La ricerca di Pennycook et al. presenta certamente alcuni limiti, ad esempio ai partecipanti venivano fatti leggere solo i titoli delle notizie e si chiedeva loro di giudicarne l’accuratezza e in alcuni casi di indicare se le avrebbero condivise sui social media. I partecipanti non avevano la possibilità di leggere tutto l’articolo, una scelta basata sul fatto che spesso le persone si limitano alla lettura del titolo sui social media. Questo però lascia un dubbio sul fatto che la percezione di accuratezza della notizia sia influenzata dal tratto intuitivo e poco scettico di cui parlavamo o da qualcosa di particolare nel titolo della notizia.
Questa ricerca ha trovato le prove di importanti differenze individuali che si manifestano in un’ampia gamma di compiti proposti ai soggetti partecipanti.
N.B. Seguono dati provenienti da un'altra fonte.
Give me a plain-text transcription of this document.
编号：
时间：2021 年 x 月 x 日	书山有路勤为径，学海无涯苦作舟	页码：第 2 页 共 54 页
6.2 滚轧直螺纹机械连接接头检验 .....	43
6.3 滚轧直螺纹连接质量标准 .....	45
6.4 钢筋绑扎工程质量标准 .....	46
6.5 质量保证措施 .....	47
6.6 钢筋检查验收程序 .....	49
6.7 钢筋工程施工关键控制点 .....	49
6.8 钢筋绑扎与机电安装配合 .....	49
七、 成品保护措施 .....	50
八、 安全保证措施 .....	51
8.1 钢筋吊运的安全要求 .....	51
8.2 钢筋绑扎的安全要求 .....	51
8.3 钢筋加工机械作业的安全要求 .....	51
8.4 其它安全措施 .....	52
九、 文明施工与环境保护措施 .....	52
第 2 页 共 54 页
Le persone più suscettibili alle notizie false sono anche quelle che tendono a sopravvalutare la propria conoscenza (ad esempio di fronte a una lista di nomi storici inventati, trovano familiare ciò che in realtà non esiste), credono di essere riflessive ma invece si basano molto di più sull’istinto e sono anche persone che ottengono punteggi più bassi in test sul pensiero analitico.
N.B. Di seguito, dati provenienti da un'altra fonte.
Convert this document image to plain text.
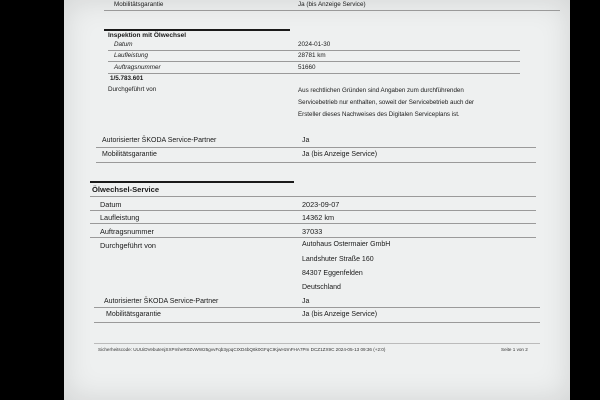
Mobilitätsgarantie	Ja (bis Anzeige Service)
Inspektion mit Ölwechsel
Datum	2024-01-30
Laufleistung	28781 km
Auftragsnummer	51660
1/5.783.601
Durchgeführt von	Aus rechtlichen Gründen sind Angaben zum durchführenden
Servicebetrieb nur enthalten, soweit der Servicebetrieb auch der
Ersteller dieses Nachweises des Digitalen Serviceplans ist.
Autorisierter ŠKODA Service-Partner	Ja
Mobilitätsgarantie	Ja (bis Anzeige Service)
Ölwechsel-Service
Datum	2023-09-07
Laufleistung	14362 km
Auftragsnummer	37033
Durchgeführt von	Autohaus Ostermaier GmbH
Landshuter Straße 160
84307 Eggenfelden
Deutschland
Autorisierter ŠKODA Service-Partner	Ja
Mobilitätsgarantie	Ja (bis Anzeige Service)
Sicherheitscode: UUUiDVebutenjSXPmheR0ZvWW25gvvFqb3ypqCIXD4bQ6k0GFqCIKjwHzmFHA7Pm DCZ1ZX9C 2024-05-13 09:36 (+2:0)	Seite 1 von 2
Tutto questo sembra basarsi su un singolo elemento, accettare senza scetticismo una vasta gamma di affermazioni indipendentemente dal loro valore scientifico. Certamente servono ulteriori ricerche ma sembra che queste siano le basi per spostarsi verso un’apertura mentale più riflessiva ed evitare di credere alle notizie false.
- Pennycook, G., Rand, D., G. Who falls for fake news? The roles of bullshit receptivity, overclaiming, familiarity, and analytic thinking. Journal of Personality. 2020; 88:185–200.